Benign or otherwise, renaming causes what existed before to be filtered through a new lens. It can obscure prior relationships, and even erase them.

This happened at places such as Halifax’s Pier 21 and New York’s Ellis Island, two major ports at which newcomers to Canada and the U.S. arrived in North America. A century ago, when newcomers arriving by ship from Europe registered with immigration officials, some emerged from the experience with names spelled differently than before. In some cases, they received entirely new names on their immigration documents, wiping out links to previous lives.

In another, more egregious example, the Canadian government replaced the names of its Inuit citizens with numbers. Today we all carry around multiple number-identities — social insurance numbers, personal health-care numbers, numerous personal-identification numbers and so on — but each of those numbers links to our names. During much of the 20th century, numbers served as both beginning and end of an Inuit person’s official identity. The system denied these people their right to self-identify and to the heritage inherent within names.

The Truth and Reconciliation Commission, which held its closing events early this month, heard accounts of how First Nations, Inuit and Métis children were separated from their families and forced to attend residential schools.

These children were often beaten for speaking their native languages, they were indoctrinated in new faiths and world views and they were given new names. Over decades, the identities of thousands of individuals were systematically reworked, and entire generations’ sense of history, culture and belonging was erased.

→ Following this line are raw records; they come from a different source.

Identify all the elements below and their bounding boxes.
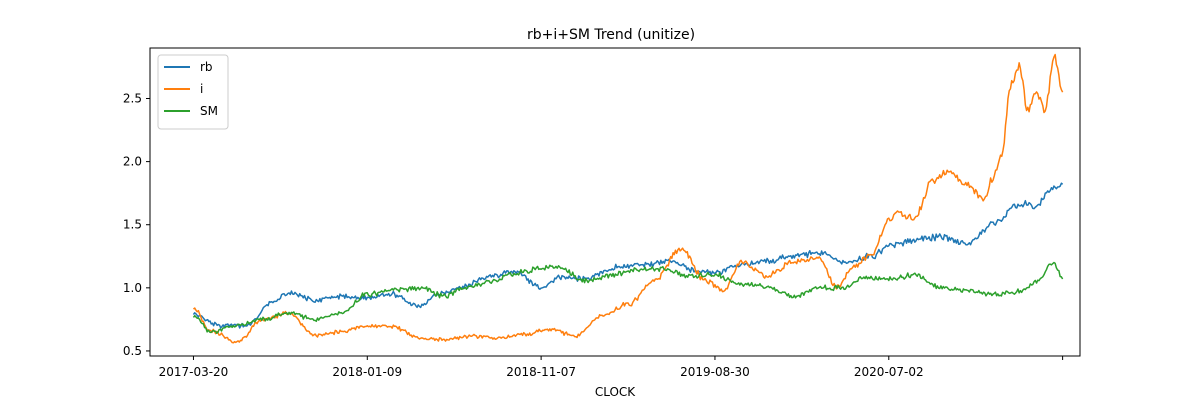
x-tick-label: 2018-01-09: [332, 365, 402, 379]
y-tick-label: 2.0: [123, 155, 142, 169]
legend-label-sm: SM: [200, 104, 218, 118]
series-line-sm: [192, 261, 1064, 335]
legend: rb i SM: [157, 54, 229, 130]
legend-label-i: i: [200, 82, 203, 96]
series-line-rb: [192, 182, 1064, 329]
series-layer: [192, 53, 1064, 344]
plot-area: [150, 48, 1080, 356]
legend-label-rb: rb: [200, 60, 213, 74]
x-tick-label: 2020-07-02: [854, 365, 924, 379]
y-tick-label: 0.5: [123, 344, 142, 358]
y-tick-label: 2.5: [123, 91, 142, 105]
x-axis: 2017-03-20 2018-01-09 2018-11-07 2019-08-30…: [159, 356, 1064, 379]
y-tick-label: 1.5: [123, 218, 142, 232]
chart-title: rb+i+SM Trend (unitize): [527, 27, 695, 43]
y-tick-label: 1.0: [123, 281, 142, 295]
x-tick-label: 2018-11-07: [506, 365, 576, 379]
plot-frame: [149, 47, 1081, 357]
y-axis: 0.5 1.0 1.5 2.0 2.5: [123, 91, 150, 358]
x-tick-label: 2017-03-20: [159, 365, 229, 379]
x-tick-label: 2019-08-30: [680, 365, 750, 379]
series-line-i: [192, 53, 1064, 344]
x-axis-label: CLOCK: [595, 385, 636, 399]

Many early B.C. leaders contributed to the rubbing out of First Nations’ presence on the land. Explorers, fur traders, gold hunters and government officials overwrote the cultural significance of locations with allusions instead to places in their own homelands, to people and events of European significance, or even to their colleagues, wives and friends.

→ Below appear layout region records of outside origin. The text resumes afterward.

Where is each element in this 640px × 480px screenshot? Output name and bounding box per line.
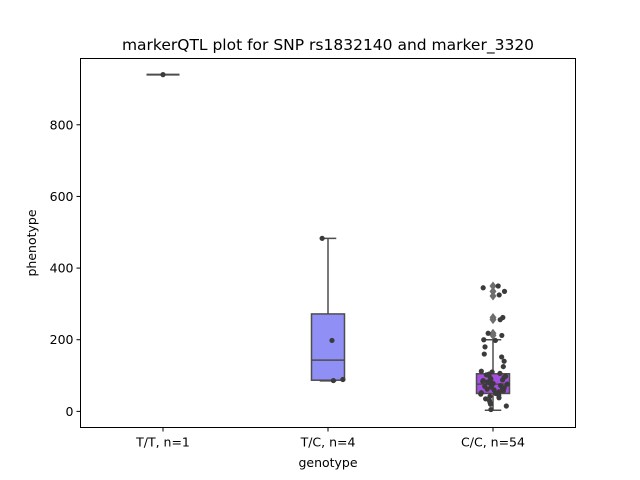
- x-axis: T/T, n=1 T/C, n=4 C/C, n=54: [135, 427, 525, 450]
- outlier-marker: [489, 291, 497, 301]
- data-point: [497, 317, 503, 323]
- data-point: [492, 337, 498, 344]
- x-axis-label: genotype: [298, 455, 357, 470]
- plot-area: [146, 72, 511, 413]
- data-point: [480, 378, 486, 384]
- box: [310, 313, 346, 381]
- data-point: [160, 72, 166, 78]
- y-tick-label: 600: [50, 189, 74, 204]
- data-point: [480, 285, 486, 291]
- data-point: [485, 330, 491, 336]
- outlier-marker: [489, 281, 497, 291]
- data-point: [330, 377, 336, 384]
- box-group: [310, 237, 346, 382]
- x-tick-label: T/T, n=1: [135, 435, 190, 450]
- data-point: [504, 381, 510, 387]
- y-tick-label: 0: [66, 404, 74, 419]
- data-point: [501, 358, 507, 364]
- data-point: [497, 370, 503, 377]
- data-point: [487, 393, 493, 399]
- chart-title: markerQTL plot for SNP rs1832140 and mar…: [122, 36, 534, 55]
- outlier-marker: [489, 286, 497, 296]
- data-point: [496, 292, 502, 298]
- data-point: [329, 337, 335, 344]
- outlier-marker: [489, 328, 497, 338]
- data-point: [500, 363, 506, 370]
- data-point: [488, 406, 494, 413]
- data-point: [500, 388, 506, 394]
- data-point: [499, 332, 505, 339]
- outlier-marker: [489, 313, 497, 323]
- data-point: [496, 395, 502, 401]
- data-point: [495, 283, 501, 289]
- data-point: [487, 401, 494, 407]
- y-tick-label: 400: [50, 261, 74, 276]
- y-axis: 0 200 400 600 800: [50, 117, 81, 419]
- x-tick-label: T/C, n=4: [300, 435, 356, 450]
- data-point: [481, 351, 487, 357]
- data-point: [501, 288, 508, 294]
- data-point: [484, 386, 490, 392]
- data-point: [340, 376, 346, 383]
- data-point: [503, 403, 509, 409]
- data-point: [499, 354, 505, 360]
- data-point: [481, 337, 487, 343]
- y-tick-label: 800: [50, 117, 74, 132]
- y-tick-label: 200: [50, 332, 74, 347]
- y-axis-label: phenotype: [24, 209, 39, 276]
- data-point: [478, 368, 484, 374]
- data-point: [319, 235, 325, 241]
- x-tick-label: C/C, n=54: [461, 435, 525, 450]
- data-point: [499, 377, 506, 383]
- data-point: [478, 391, 484, 397]
- data-point: [482, 344, 488, 350]
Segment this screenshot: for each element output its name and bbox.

Despite such colonial denial, versions of some original place names endured. On southern Vancouver Island, for example, places such as Quamichan (Kwa’mutsun), Cowichan (Quwutsun), Saanich (Wsanec), Sooke (T’Sou-ke), and Nanaimo (Snuneymuxw) echo the pre-existing roots of Coast Salish histories and geographies, albeit twisted in pronunciation and spelling.

But as B.C.’s First Nations reclaim their languages, place names and lands, official names in the province will shift back to their eons-old networks of identity, histories, relationships and cultures.